At the Annual Meeting in December, the importance of opening a new station in Lakawn was discussed. The baptism of the officer from that city, and the organization of a church there, have already been mentioned. The officer was constant in his appeals for the establishment of a station there, with a missionary in residence. Although Mr. Wilson was soon to start with his family for the United States on a furlough, there would still be left in Chiengmai—if I were sent to Lakawn—two ministers and two physicians, even if these were but three men in all. Besides, there were beginning to be some good native assistants in Chiengmai. No one had expressed a desire to open a new station, and no one had been sounded in regard to the matter. So I determined to make now the visit to Lakawn which I had planned for the previous fall, but had been unable to accomplish. My wife and our little son Norwood were to accompany me. When our preparations were well advanced, what was our delight to find that Dr. and Mrs. Peoples wished to accompany us, if they could obtain elephants. When this was mentioned to Prince Bijit, he not only volunteered the elephants, but informed us that he had authority from His Majesty to see that we had a lot for our station there, and, furthermore, that, in passing through Lakawn, he had already secured for us one of the most desirable lots in the place. In addition to this, His Majesty had sent by him two thousand rupees as a contribution toward the new station and a hospital. Who could fail to see that the guiding hand of the Lord was in it! Before this I had written to our United States Consul to get permission to secure a lot there, but had never once thought of a contribution, much less of one so liberal. Mrs. McGilvary thus reports our trip in a letter to our daughter:

“Lakawn, January 30th, 1885. We reached Lampūn on Friday. I curtained off one end of the sālā just north of the city, and Mrs. Peoples did the same at the other end, leaving the space between and the veranda for callers. There we spent the Sabbath. Your father preached twice to very attentive audiences. We were impressed with the favourable prospect for mission work, and hope to make a longer visit to the place soon. We left on Monday, and reached this place on Thursday noon, and lodged in a public sālā just opposite the beautiful lot which the Prince has given us for a station. It is in a fine site, one of the best in the city. We called on the Chief this morning, and all seemed pleased at the prospect of having a mission station here. It is not yet settled who is to open it. We are willing to come, and so are Dr. and Mrs. Peoples.”
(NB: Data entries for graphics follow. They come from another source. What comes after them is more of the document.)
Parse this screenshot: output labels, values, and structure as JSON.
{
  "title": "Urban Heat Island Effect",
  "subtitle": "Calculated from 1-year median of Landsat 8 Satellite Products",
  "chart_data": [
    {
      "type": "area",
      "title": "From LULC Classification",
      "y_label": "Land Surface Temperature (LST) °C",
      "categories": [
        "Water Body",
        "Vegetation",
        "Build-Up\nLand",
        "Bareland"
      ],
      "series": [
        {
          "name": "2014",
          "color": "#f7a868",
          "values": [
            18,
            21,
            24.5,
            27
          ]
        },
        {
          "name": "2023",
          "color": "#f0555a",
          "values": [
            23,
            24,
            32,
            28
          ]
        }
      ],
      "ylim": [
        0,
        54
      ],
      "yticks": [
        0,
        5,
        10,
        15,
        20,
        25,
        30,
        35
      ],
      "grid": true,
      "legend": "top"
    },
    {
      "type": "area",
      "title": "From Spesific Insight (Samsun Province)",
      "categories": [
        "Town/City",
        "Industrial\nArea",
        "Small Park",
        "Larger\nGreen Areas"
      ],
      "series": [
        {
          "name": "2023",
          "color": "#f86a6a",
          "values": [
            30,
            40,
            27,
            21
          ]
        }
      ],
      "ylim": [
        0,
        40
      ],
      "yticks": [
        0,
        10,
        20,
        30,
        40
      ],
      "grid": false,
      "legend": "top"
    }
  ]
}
PRESBYTERY, RETURNING FROM MEETING IN LAKAWN

As may well be imagined, we returned to Chiengmai with grateful hearts for the many providences that had favoured us. The new station was assured. We had not then thought of keeping two physicians for Chiengmai. Dr. Cheek had charge of the medical work. Dr. Peoples, naturally, preferred a field where he would have ample scope both for his medical profession and for the itinerating work of which he was equally fond. His double profession and other qualifications fitted him as no one else could be fitted for opening the new station. On my wife’s account I was very willing to yield him the pleasure—for such to me it has always been—of breaking new ground. Mrs. McGilvary had already had the labour and self-denial of opening two stations, one of which was a new mission. The importance of Lakawn as the next station could not be challenged. Dr. and Mrs. Peoples themselves were pleased with the place and the prospect of the new field. So they were unanimously appointed and set apart to the new and important work.